Lilia Schwarcz é eleita para a ABL e se torna 11ª mulher a ganhar título de imortal

A antropóloga e historiadora Lilia Moritz Schwarcz, 66, foi eleita no dia 7, véspera do Dia Internacional das Mulheres, para a cadeira número nove da Academia Brasileira de Letras, a ABL. Escolhida por 24 dos 38 acadêmicos aptos a participar da votação, ela é a 11ª mulher a integrar a organização desde a sua fundação, 127 anos atrás.
Além de ter escrito mais de 30 livros, Schwarcz é professora sênior do Departamento de Antropologia da Universidade de São Paulo, a USP, é professora convidada na Universidade de Princeton, nos Estados Unidos, e é membro do Conselho Consultivo do Patrimônio Cultural, do Iphan, e do Conselho de Desenvolvimento Econômico Social Sustentável da República.
Lilia Schwarcz venceu pelo menos cinco vezes o Jabuti e é autora de livros como “As Barbas do Imperador”, “Lima Barreto – Triste Visionário”, “Dicionário da Escravidão e da Liberdade”, com Flávio dos Santos Gomes, e “Brasil: Uma Biografia”, com Heloisa Starling, além de ser uma das fundadoras da editora Companhia das Letras.

A vaga havia sido aberta em dezembro de 2023, quando morreu, aos 92 anos, o também historiador Alberto da Costa e Silva, um dos maiores especialistas em cultura africana do país. Ele ocupava a Cadeira 9.
O fato de a cadeira ter pertencido a ele foi um dos fatores que levou Schwarcz a se candidatar em primeiro lugar. Em entrevista após a votação, Lilia afirmou que esta foi a maneira que encontrou para “honrar seu pai intelectual”, que como ela se dedicou a pensar a desigualdade racial no país. “Se eu puder, quero seguir os passos dele.”

“Alberto era meu pai afetivo, meu pai emocional, meu pai intelectual. Eu herdei dele essa paixão pela equidade, essa ideia de que o Brasil é um país muito desigual, tanto no critério mulheres como no critério racial propriamente dito”, diz Lilia.
Costa e Silva, que ainda atuou como diplomata, deixou como legado estudos como “A Enxada e a Lança: a África Antes dos Portugueses”, de 1992, e “A Manilha e o Libambo: a África e a Escravidão, de 1500 a 1700”, de 2002.

Há uma tradição na ABL de preencher cadeiras vagas com nomes cujo perfil sejam de alguma maneira similares aos de seus antecessores.

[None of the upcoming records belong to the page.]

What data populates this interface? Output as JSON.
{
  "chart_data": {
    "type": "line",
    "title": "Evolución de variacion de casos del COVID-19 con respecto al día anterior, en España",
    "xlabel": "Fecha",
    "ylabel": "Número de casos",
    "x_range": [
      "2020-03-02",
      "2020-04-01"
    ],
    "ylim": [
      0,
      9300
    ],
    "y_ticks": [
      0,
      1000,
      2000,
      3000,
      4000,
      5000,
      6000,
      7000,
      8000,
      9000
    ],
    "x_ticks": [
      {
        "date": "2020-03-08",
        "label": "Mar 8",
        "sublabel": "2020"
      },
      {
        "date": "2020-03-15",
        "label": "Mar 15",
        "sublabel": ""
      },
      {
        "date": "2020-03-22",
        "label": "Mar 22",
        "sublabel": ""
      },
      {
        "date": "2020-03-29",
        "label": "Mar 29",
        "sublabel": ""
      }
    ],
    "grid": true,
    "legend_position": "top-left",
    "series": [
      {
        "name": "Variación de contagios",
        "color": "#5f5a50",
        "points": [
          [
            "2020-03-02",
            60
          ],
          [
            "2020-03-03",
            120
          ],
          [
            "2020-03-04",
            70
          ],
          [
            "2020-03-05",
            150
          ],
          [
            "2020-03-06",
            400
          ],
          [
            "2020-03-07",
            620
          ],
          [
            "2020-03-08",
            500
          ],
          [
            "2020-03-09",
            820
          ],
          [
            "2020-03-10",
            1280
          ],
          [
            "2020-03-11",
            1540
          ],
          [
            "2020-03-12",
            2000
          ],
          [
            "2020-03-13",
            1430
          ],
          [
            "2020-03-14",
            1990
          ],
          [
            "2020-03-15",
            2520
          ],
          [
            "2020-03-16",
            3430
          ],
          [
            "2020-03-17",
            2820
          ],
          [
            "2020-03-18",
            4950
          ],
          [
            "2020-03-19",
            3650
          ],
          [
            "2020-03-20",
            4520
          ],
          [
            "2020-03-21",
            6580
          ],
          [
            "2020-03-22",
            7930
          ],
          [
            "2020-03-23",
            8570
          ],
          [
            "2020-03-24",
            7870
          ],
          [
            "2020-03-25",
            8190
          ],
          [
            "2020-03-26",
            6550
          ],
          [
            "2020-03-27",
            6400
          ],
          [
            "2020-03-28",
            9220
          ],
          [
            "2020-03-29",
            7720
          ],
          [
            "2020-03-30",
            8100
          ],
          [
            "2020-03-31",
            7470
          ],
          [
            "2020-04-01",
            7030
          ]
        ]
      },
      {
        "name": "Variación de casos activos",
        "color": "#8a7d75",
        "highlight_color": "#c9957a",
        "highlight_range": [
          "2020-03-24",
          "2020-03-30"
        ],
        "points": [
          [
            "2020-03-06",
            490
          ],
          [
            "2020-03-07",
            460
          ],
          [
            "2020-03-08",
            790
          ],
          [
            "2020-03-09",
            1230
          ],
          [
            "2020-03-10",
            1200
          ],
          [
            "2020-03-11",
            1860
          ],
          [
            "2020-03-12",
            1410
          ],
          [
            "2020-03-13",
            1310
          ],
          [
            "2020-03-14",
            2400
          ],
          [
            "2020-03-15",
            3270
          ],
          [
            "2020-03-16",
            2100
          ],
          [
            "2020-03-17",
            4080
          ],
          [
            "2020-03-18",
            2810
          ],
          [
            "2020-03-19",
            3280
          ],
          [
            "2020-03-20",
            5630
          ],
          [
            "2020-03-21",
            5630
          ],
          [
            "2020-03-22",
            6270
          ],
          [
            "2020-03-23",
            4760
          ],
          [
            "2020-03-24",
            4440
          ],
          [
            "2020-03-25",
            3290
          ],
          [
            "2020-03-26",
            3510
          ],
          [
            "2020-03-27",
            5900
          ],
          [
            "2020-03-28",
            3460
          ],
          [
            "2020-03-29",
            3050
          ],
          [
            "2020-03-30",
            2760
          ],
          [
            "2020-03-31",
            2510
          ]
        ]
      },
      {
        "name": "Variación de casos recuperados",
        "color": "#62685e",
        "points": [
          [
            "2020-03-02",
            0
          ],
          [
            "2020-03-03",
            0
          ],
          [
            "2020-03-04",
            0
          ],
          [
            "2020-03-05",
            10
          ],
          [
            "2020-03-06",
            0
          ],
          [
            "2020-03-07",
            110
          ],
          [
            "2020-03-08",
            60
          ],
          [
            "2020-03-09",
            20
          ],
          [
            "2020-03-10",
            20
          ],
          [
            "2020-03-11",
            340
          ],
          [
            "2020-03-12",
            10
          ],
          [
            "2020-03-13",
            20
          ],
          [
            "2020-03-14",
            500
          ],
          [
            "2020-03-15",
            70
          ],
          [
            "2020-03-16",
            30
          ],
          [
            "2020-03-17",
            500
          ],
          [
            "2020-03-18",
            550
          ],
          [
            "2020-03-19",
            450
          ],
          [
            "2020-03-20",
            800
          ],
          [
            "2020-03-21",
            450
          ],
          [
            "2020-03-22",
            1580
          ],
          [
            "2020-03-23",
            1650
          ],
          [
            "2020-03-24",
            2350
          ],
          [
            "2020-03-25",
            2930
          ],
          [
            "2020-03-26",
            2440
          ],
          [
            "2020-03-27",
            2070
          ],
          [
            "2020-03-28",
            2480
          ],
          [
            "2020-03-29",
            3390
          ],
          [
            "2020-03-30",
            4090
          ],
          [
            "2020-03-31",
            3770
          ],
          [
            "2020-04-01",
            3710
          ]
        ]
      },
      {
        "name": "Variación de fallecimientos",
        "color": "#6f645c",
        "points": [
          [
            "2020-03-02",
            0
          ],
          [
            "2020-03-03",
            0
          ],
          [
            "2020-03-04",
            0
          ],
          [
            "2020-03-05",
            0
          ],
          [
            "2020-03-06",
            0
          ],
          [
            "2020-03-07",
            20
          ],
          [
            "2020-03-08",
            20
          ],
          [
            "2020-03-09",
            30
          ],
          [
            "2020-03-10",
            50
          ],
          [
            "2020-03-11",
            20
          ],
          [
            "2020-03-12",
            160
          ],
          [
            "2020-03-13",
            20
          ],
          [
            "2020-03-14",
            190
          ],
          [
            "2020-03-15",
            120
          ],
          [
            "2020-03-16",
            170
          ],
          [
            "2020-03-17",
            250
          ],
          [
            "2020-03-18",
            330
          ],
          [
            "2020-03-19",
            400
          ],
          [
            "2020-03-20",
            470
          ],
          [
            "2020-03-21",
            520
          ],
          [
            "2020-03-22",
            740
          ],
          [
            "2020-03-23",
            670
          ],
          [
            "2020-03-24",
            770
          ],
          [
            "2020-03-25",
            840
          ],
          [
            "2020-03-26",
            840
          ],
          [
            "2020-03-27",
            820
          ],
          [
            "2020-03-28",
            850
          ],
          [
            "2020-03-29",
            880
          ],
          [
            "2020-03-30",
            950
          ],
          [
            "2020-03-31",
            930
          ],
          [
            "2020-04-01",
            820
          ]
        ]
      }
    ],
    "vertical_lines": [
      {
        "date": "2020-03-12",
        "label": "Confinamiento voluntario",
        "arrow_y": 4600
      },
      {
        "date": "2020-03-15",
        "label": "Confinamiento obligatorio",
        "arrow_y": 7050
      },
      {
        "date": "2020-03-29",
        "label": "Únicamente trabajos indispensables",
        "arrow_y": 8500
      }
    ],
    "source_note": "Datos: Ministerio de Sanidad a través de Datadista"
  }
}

O alinhamento de interesses entre Costa e Silva e Schwarcz foi destacado pelo atual presidente da academia, o jornalista Merval Pereira, após a divulgação do resultado da votação.
“É importante que a gente mantenha a nossa tradição de ter os maiores historiadores brasileiros aqui. Nós já temos vários deles, e a Lilia é uma grande historiadora que vai render bons frutos aqui para a academia”, disse Merval Pereira, presidente da Academia Brasileira de Letras.

A eleição de Lilia Schwarcz, ocorrida na véspera do Dia Internacional da Mulher, é também uma resposta a uma demanda cada vez mais premente na ABL, de uma maior representatividade feminina.
A instituição fundada em 1897 por Machado de Assis previa até pelo menos os anos 1970 que apenas “brasileiros”, no masculino, podiam se candidatar a suas 40 vagas, e só foi aceitar uma mulher entre seus membros em 1977, quando a escritora Rachel de Queiroz foi eleita.

Desde 2000, a eleição de mulheres tem sido mais frequente, ainda que sua presença na instituição seja irrisória em relação a de homens. Hoje, quatro mulheres —Rosiska Darcy de Oliveira, Ana Maria Machado, Fernanda Montenegro e Heloisa Teixeira— integram a academia, ante 35 homens. Schwarcz será a quinta.
O jornalista Merval Pereira, presidente da Academia Brasileira de Letras (ABL), já deu a primeira missão à nova integrante da casa: a historiadora Lília Katri Moritz Schwarcz. Ela vai ficar à frente da iconografia de Machado de Assis – ou seja, o percurso visual de sua vida e obra, reunião de imagens relativas ao escritor feita até hoje -, que começou a ser produzida pelo também acadêmico e historiador José Murilo de Carvalho (1939-2023), cuja vaga foi preenchida pelo indígena Ailton Krenak.

Após a votação na sede da ABL, no Centro do Rio de Janeiro, foram comemorar a nova imortal no apartamento da artista plástica Adriana Varejão e do produtor de cinema Pedro Buarque de Hollanda, na Avenida Atlântica, em frente ao mar de Copacabana. Pedro é filho da escritora e imortal Heloísa Buarque de Hollanda.
Lilia Schwarcz ficou feliz com a recepção e o convívio com a intelectualidade carioca.